The Industrial Revolution, which began about 1750 in England, destroyed the old apprentice system. Power-driven machinery was concentrated in factories, replacing home industries and small shops. Many machines were so easily operated that children were hired, at low wages, to run them. Craftsmanship declined, and occupational training was considered unimportant.

As more complicated machines were developed, the need for skilled labor grew. In the early and mid-1800's, Great Britain, Germany, and a number of other European nations responded to this need by establishing public vocational schools.

In the United States

Vocational training developed slowly in the United States, mainly because the country's great natural resources could be tapped by unskilled workers and because European immigrants supplied many of the needed trade and industrial skills.

The first important development was the passage of the Morrill Act of 1862, which granted public lands to the states as a source of funds for establishing agricultural and mechanical (engineering) colleges. For several decades, land-grant colleges provided vocational training in farming and the mechanical arts, but eventually the content of their curriculum advanced to the highly skilled and professional level. Manual training was introduced into secondary schools in the 1880's, but for the sake of broadening education rather than occupational purposes.

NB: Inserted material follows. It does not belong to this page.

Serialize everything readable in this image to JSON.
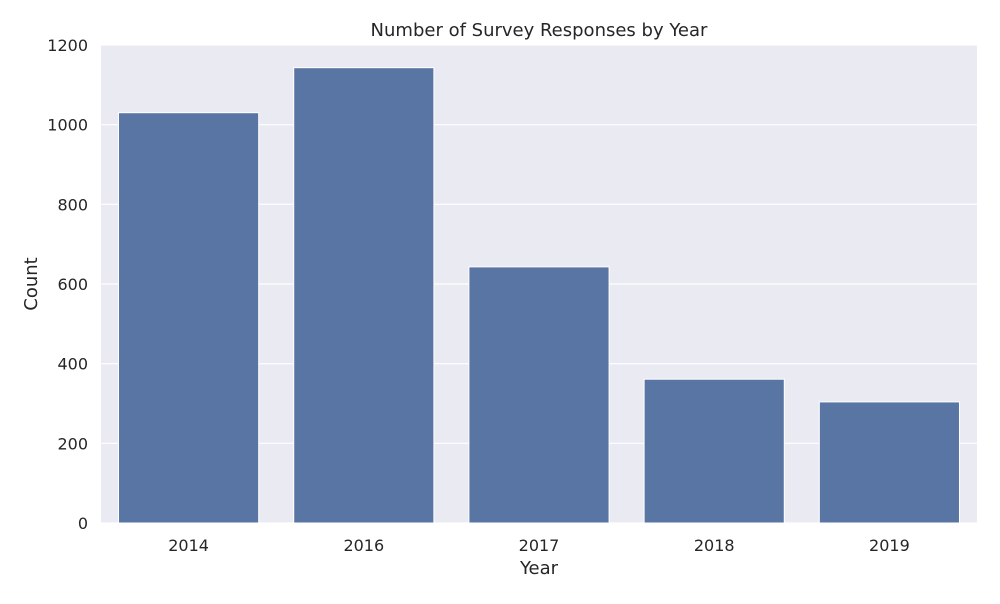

As American business and industry grew, the need for skilled labor became urgent. In 1906 Massachusetts established the first state program of secondary vocational education. The Smith-Hughes Act of 1917 provided federal funds for public education below the college level in agricultural, home economics, trade, and industrial subjects. Other acts in the following 20 years increased funds for those fields, provided aid for the vocational rehabilitation of disabled persons, and authorized funds for distributive education.

After World War II, thousands of veterans received federal aid for vocational and other training through the Servicemen's Readjustment Act of 1944 (GI Bill of Rights). The George-Barden Act of 1946 increased federal support to vocational education. Amendments to the act, passed in 1956 and 1958, provided federal support for training programs in the fishing trades, in technical occupations necessary for the national defense, and in practical nursing.

The Vocational Education Act of 1963 and its amendments of 1968 greatly increased federal funds for vocational education. Most of the funds were used for teacher salaries, curriculum materials, and school construction.

During the 1960's, vocational-training programs for the poor, such as Job Corps and Neighborhood Youth Corps, were important elements in the federal government's Antipoverty Program. During the 1970's and 1980's, the problem of growing welfare rolls spurred the federal government to develop vocational-training programs specifically for persons receiving welfare.